A seguito di un sospetto attacco informatico da parte di un gruppo di hacker associato al collettivo Anonymous, le Forze di difesa israeliane (IDF) si trovano ad affrontare accuse secondo cui dati sensibili sono stati compromessi.
Secondo gli hacker hanno avuto accesso a 20 gigabyte di informazioni, tra cui più di 233.000 documenti militari in vari formati, tra cui file PDF, documenti Word e presentazioni.
Il Dipartimento della Difesa, al contrario, nega l’hacking e sottolinea che i loro sistemi informatici sono sicuri a più livelli e difficilmente sono stati compromessi direttamente. E se è avvenuto qualche tipo di hacking, molto probabilmente si è trattato di sistemi civili.
Gli hacker hanno pubblicato un video che mostra frammenti apparentemente reali di presentazioni dell’IDF, ma l’agenzia lo vede come un possibile elemento di guerra psicologica, mettendo in dubbio l’autenticità dei materiali.
All’inizio di questo mese, lo stesso gruppo avrebbe effettuato un attacco informatico all’infrastruttura informatica del Ministero della Giustizia israeliano, sostenendo che i membri del gruppo sarebbero riusciti a penetrare nei sistemi di sicurezza del dipartimento e a scaricare più di 300 gigabyte di dati. Secondo gli hacker, i dati contengono 8 milioni di file, comprese informazioni personali sensibili.
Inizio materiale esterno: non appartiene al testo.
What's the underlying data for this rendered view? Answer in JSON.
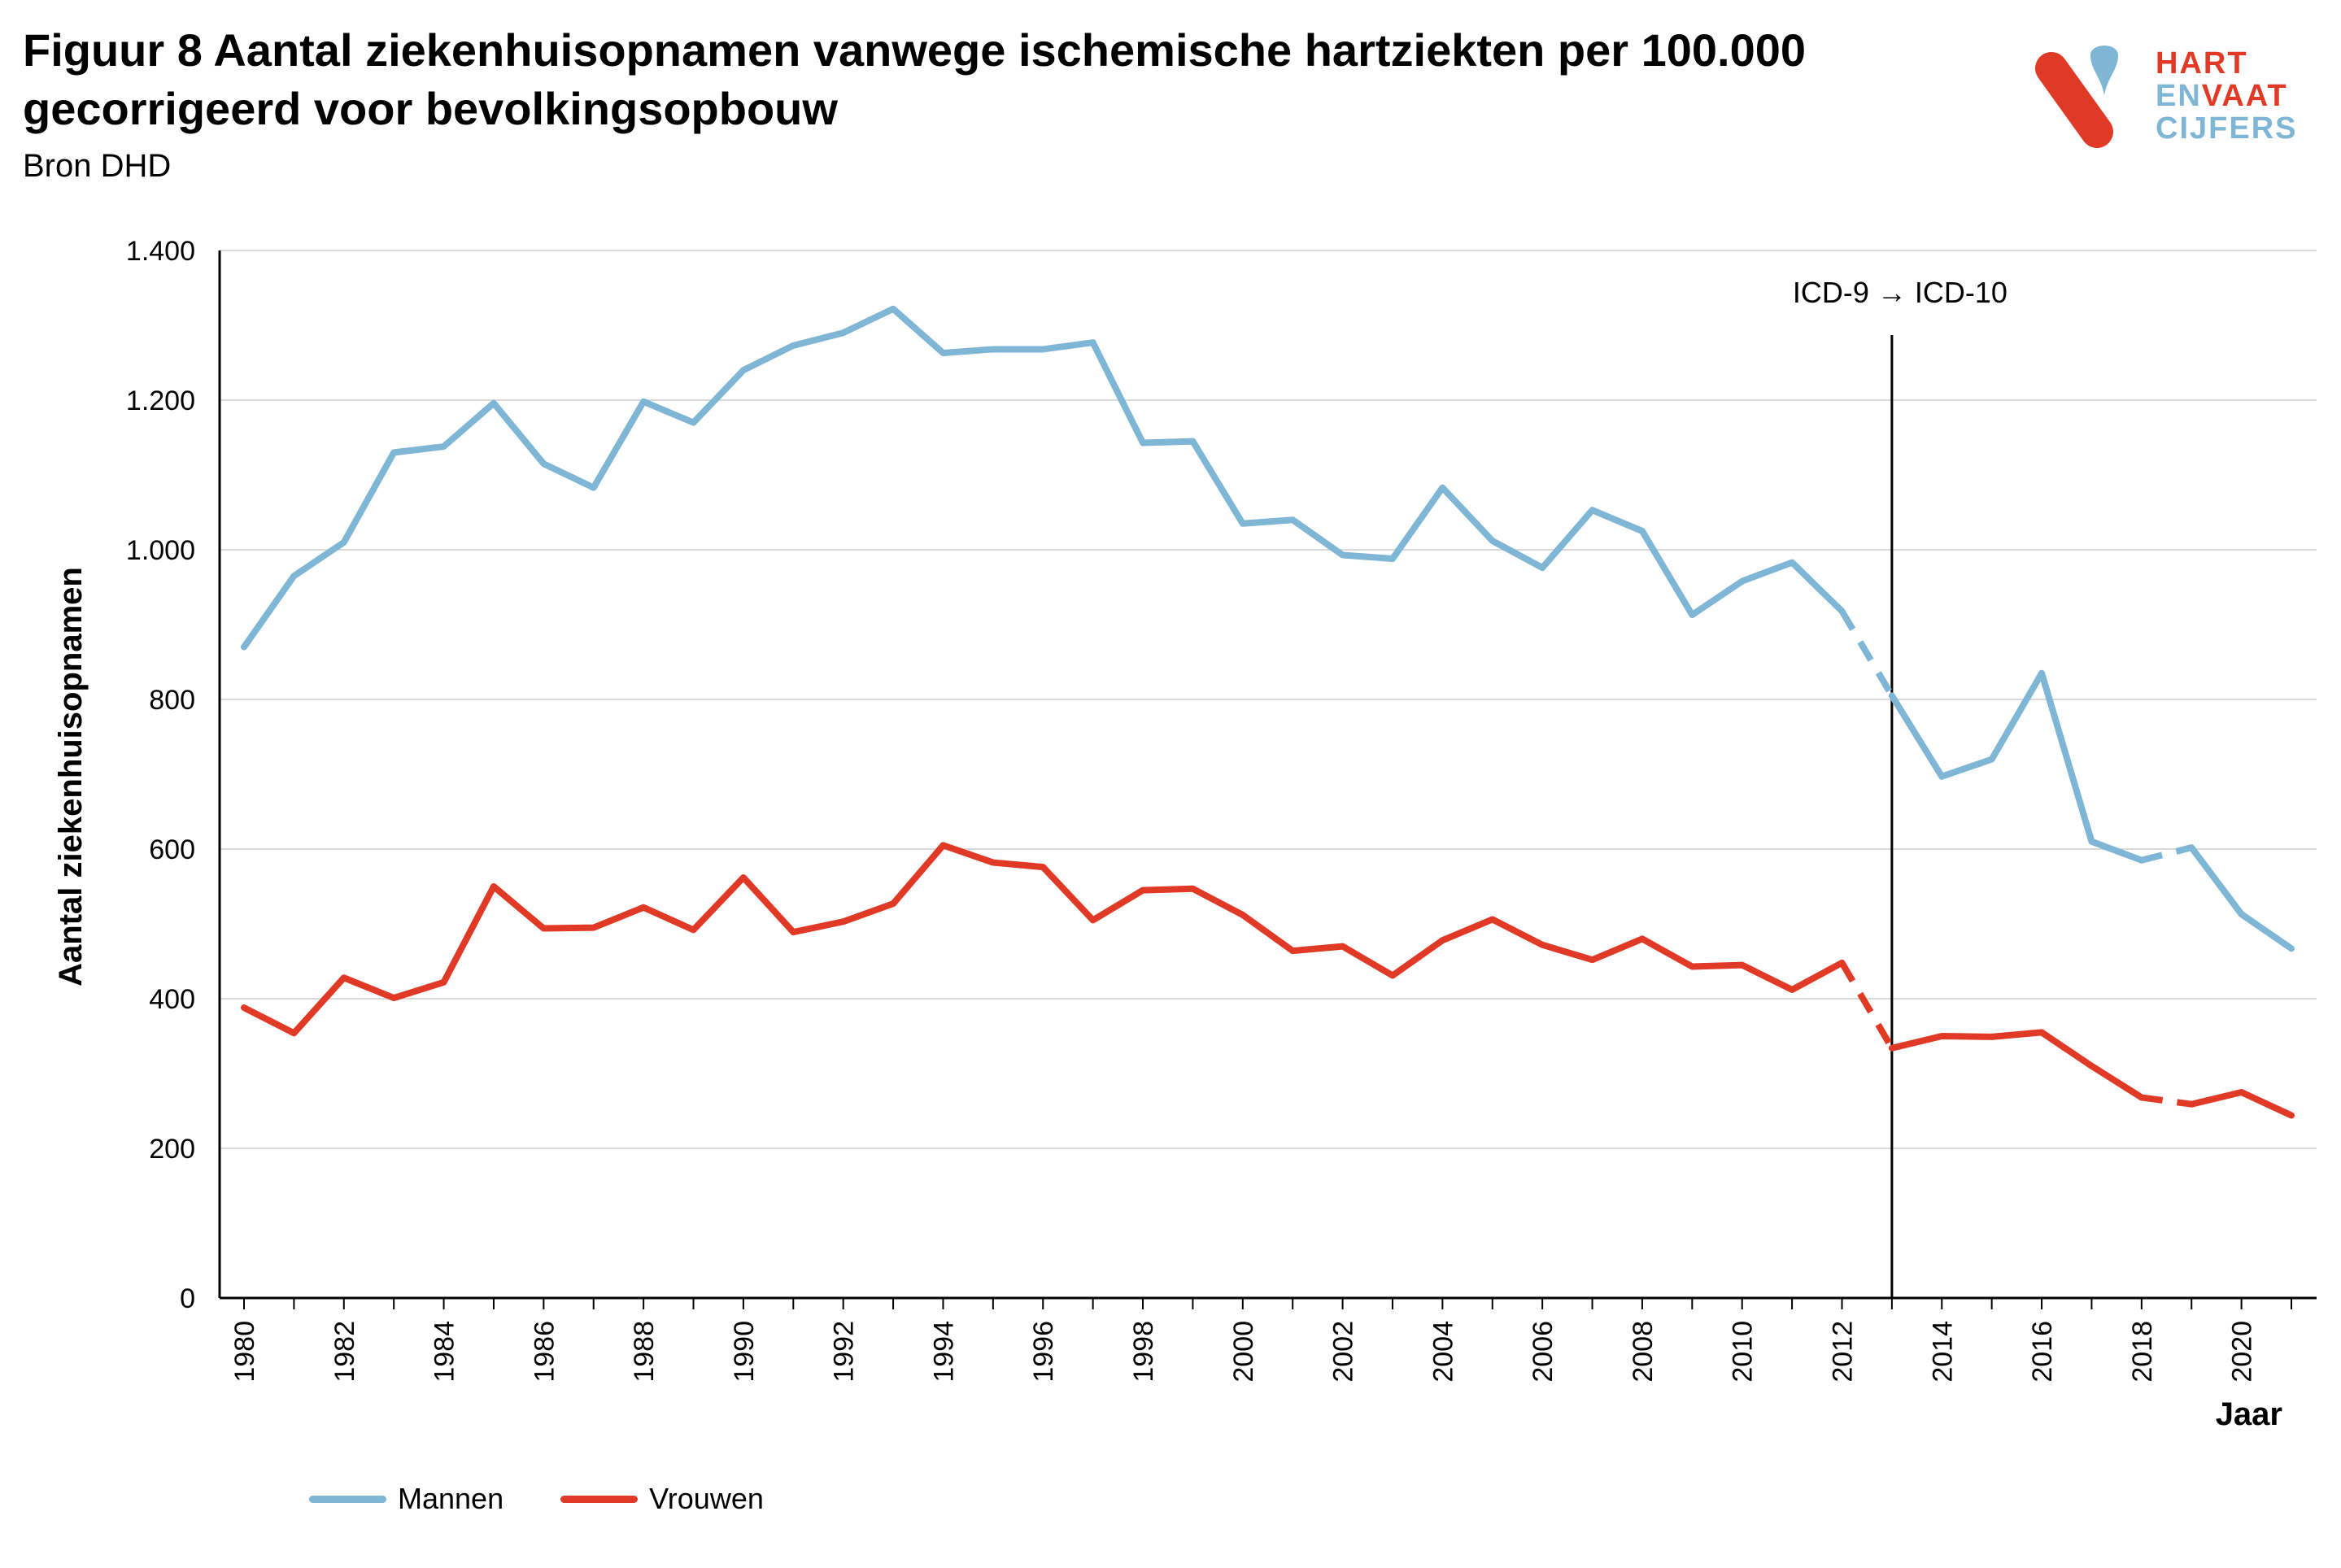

Le motivazioni del gruppo rimangono poco chiare, ma alcuni dei suoi membri hanno espresso sentimenti anti-israeliani, che potrebbero collegare l’attacco a un programma geopolitico più ampio.
Può anche darsi che non ci sia stata davvero alcuna compromissione. Abbiamo già visto una strategia simile il mese scorso con il gruppo Mogilevich, che ha semplicemente diffuso una serie di voci secondo cui avrebbe presumibilmente violato diverse grandi aziende.
Secondo il Jerusalem Post, l’agenzia informatica nazionale aveva precedentemente lanciato un avvertimento riguardo a un’ondata di attacchi informatici post-Ramadan contro l’infrastruttura online israeliana, inclusi siti Web, sistemi digitali e fughe di dati sensibili. Inoltre, gli hacker possono utilizzare programmi di sorveglianza e tentare di accedere illegalmente a sistemi a scopo di spionaggio o sabotaggio.